Example 9: Interpreting Two Tests

February 18, 2022

In the previous example, we looked at how etcetera abduction relates to standard probabilistic inference methods. Specifically, we looked at examples taken from the Wikipedia page for "Base Rate Fallacy" (link). With these examples, we calculated the probability that a person was infected, given that they tested positive for infection, in both high-incidence and low-incidence populations.

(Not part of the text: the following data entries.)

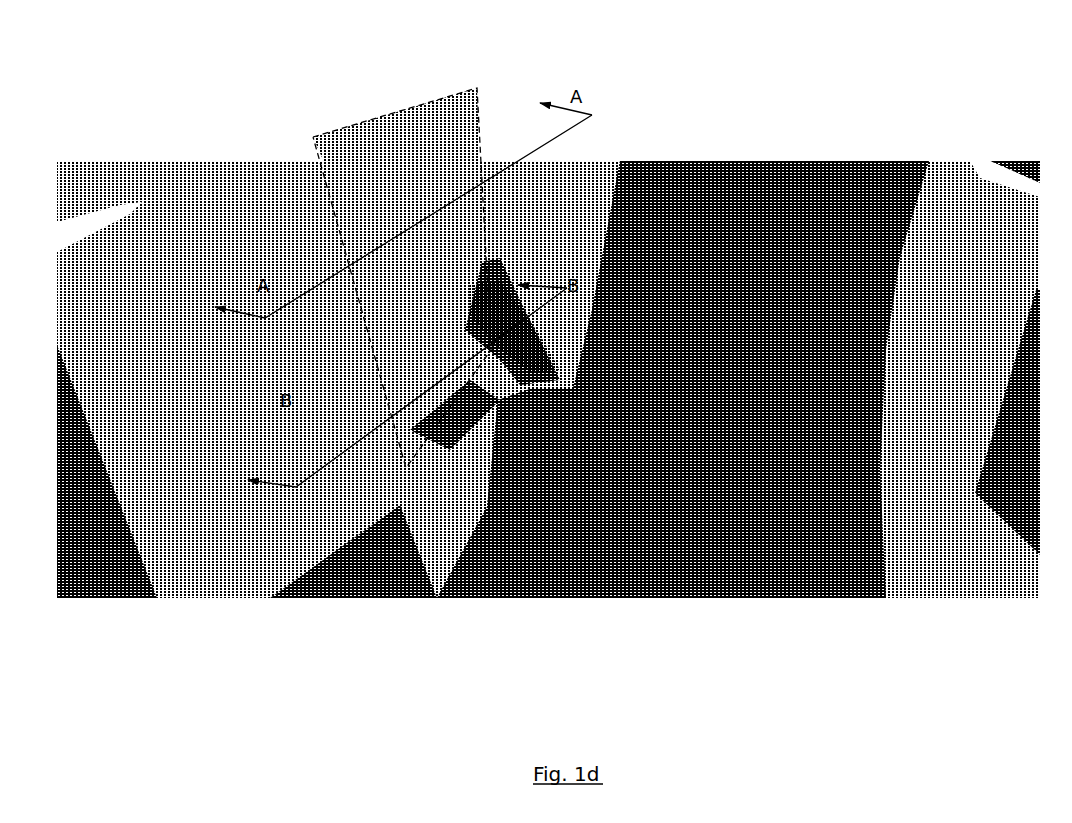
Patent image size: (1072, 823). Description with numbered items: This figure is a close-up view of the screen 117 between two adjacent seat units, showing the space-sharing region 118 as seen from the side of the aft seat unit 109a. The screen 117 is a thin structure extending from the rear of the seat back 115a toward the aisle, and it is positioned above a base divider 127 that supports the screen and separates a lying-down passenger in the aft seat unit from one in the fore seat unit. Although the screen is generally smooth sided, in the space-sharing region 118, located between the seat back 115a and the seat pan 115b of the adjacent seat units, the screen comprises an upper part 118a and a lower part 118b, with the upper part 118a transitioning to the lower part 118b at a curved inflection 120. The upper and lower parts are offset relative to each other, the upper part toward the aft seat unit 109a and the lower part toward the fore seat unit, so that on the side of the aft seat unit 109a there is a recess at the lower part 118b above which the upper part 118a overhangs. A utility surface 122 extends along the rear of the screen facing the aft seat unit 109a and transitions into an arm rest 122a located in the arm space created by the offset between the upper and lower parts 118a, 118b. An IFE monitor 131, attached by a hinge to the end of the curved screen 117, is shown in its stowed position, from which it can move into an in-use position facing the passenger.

The aft seat unit 109a is at (750, 128).
The screen 117 is at (264, 186).
The IFE monitor 131 is at (114, 237).
The space-sharing region 118 is at (447, 97).
The upper part 118a is at (455, 256).
The lower part 118b is at (478, 346).
The curved inflection 120 is at (460, 297).
The utility surface 122 is at (498, 290).
The arm rest 122a is at (459, 407).
The seat back 115a is at (746, 321).
The seat pan 115b is at (598, 555).
The base divider 127 is at (370, 572).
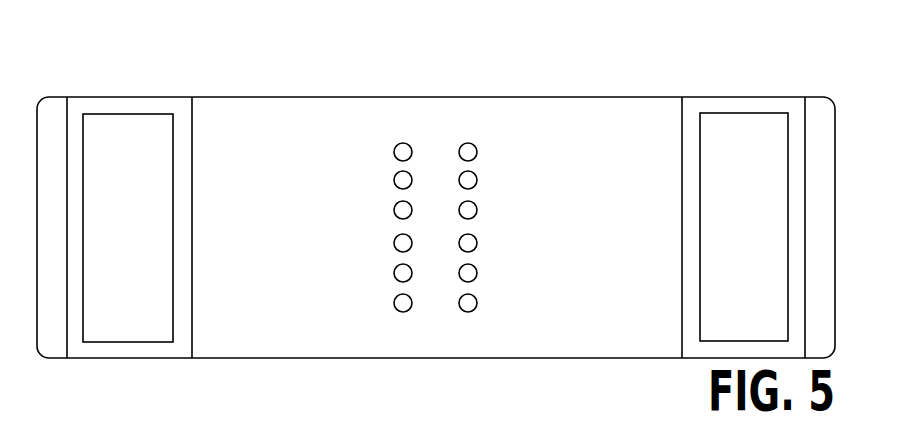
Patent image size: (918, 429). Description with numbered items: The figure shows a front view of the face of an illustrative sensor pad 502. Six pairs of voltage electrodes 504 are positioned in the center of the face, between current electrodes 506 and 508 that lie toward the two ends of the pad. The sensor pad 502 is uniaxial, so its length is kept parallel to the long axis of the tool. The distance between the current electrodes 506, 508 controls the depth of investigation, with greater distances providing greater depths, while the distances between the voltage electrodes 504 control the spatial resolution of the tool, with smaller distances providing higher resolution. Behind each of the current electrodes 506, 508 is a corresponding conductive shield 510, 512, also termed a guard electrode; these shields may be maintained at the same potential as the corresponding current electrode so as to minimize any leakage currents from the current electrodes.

As described in the example in the Wikipedia article, a person who receives a positive result on a test in a low-incidence population would only give the 29% confidence that they actually were infected.

So what should this person do when they receive the positive test result? Should they cancel their vacation to Bora Bora? Postpone their wedding? Isolate from their friends and family? The smart thing to do would be to take another test, preferably a different test with a high specificity (low probability of false positives). More information would help resolve the ambiguity.

Consider the case where this person simply takes the same test over again, and gets the same result: positive, again. With only one test result, the probability of infection was only 29%, but what about now, after two positive results? Let's see what etcetera abduction would do in this case.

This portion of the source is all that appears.